The National Emergency Number Association, or NENA, last week launched an initiative that the organization hopes will ensure a coordinated and managed approach to the deployment of next-generation 911 systems nationwide. As part of the initiative, NENA has created a Technical and Operations working group that will develop a plan to transition public-safety answering points to IP-based NG911 systems.

The transition to NG911 involves “a lot of moving parts that have to work in unison,” which prompted NENA to recognize the need for better coordination, said Patrick Halley, NENA’s director of governmental affairs, in an interview with MRT.

Previously, NENA’s technical committee has been working for the past couple of years on ways to replace legacy infrastructure and migrate to a fully IP-based 911 system without degrading existing capabilities in any way. At the same time the operations committee independently started looking at how the ability to accept any device, anytime from anywhere would change the 911 environment.

“We’re not going to be able to just flip a switch and everyone is [going to say], ‘Great, we have next-generation 911. It’s not going to work that way,” Halley said. “This announcement says, ‘We have to deal with this issue.’ We’re moving 60 miles an hour and we can’t just stop the car. We have to figure out how we’re going to get where we need to get, without interrupting what we have.
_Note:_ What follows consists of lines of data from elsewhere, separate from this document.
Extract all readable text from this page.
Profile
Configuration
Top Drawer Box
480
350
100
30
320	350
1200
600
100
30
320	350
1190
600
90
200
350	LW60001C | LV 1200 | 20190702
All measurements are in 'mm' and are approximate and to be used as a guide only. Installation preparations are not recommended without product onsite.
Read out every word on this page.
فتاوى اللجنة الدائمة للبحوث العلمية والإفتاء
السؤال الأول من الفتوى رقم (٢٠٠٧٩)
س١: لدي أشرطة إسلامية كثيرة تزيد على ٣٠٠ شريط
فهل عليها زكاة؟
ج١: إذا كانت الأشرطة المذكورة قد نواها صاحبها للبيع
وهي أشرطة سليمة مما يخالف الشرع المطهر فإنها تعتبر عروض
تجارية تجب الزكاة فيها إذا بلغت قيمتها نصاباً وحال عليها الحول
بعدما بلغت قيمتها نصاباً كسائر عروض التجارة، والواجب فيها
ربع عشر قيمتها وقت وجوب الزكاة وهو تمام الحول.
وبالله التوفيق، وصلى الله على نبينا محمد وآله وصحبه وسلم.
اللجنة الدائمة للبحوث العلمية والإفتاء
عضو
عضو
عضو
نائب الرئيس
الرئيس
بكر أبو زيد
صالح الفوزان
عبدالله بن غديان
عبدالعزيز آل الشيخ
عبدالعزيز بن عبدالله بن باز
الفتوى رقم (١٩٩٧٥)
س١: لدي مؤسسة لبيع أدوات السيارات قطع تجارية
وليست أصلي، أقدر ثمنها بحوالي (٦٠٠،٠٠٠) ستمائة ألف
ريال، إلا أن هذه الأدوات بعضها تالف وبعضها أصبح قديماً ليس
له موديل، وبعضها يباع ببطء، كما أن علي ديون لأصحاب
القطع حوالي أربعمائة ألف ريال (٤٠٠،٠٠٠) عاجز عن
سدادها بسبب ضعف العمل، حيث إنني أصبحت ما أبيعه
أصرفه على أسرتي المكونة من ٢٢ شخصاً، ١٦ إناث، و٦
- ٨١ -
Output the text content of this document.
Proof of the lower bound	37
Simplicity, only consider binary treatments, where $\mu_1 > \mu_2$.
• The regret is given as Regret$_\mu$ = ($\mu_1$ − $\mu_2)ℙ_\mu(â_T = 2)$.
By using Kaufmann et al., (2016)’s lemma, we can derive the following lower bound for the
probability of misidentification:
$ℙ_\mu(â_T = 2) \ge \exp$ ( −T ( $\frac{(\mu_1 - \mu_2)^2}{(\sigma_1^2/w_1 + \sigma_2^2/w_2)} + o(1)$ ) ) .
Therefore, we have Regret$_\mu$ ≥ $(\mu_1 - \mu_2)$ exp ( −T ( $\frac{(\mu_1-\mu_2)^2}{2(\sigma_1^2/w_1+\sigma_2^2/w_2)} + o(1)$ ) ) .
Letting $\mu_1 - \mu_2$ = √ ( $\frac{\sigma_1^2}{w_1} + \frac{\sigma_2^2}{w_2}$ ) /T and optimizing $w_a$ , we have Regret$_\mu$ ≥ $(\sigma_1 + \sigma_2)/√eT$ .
This initiative is about identifying the transition issues.”

Another goal is gather information and data from non-NENA NG911 efforts—such as the trial currently underway at Texas A&M University, which is funded by the National Telecommunications and Information Administration—that can be shared with other entities. “Demos and trials help us to learn from each other and avoid making the same mistakes,” Halley said.

Given the multiple and disparate entities involved in the effort, Halley said a project-management approach to NG911 is crucial.

“Everyone can’t go out and do their own thing,” Halley said. “It’s not a control issue. Someone needs to pull the pieces together, and I don’t think there’s going to be a lot of push-back on NENA being the one to do that.”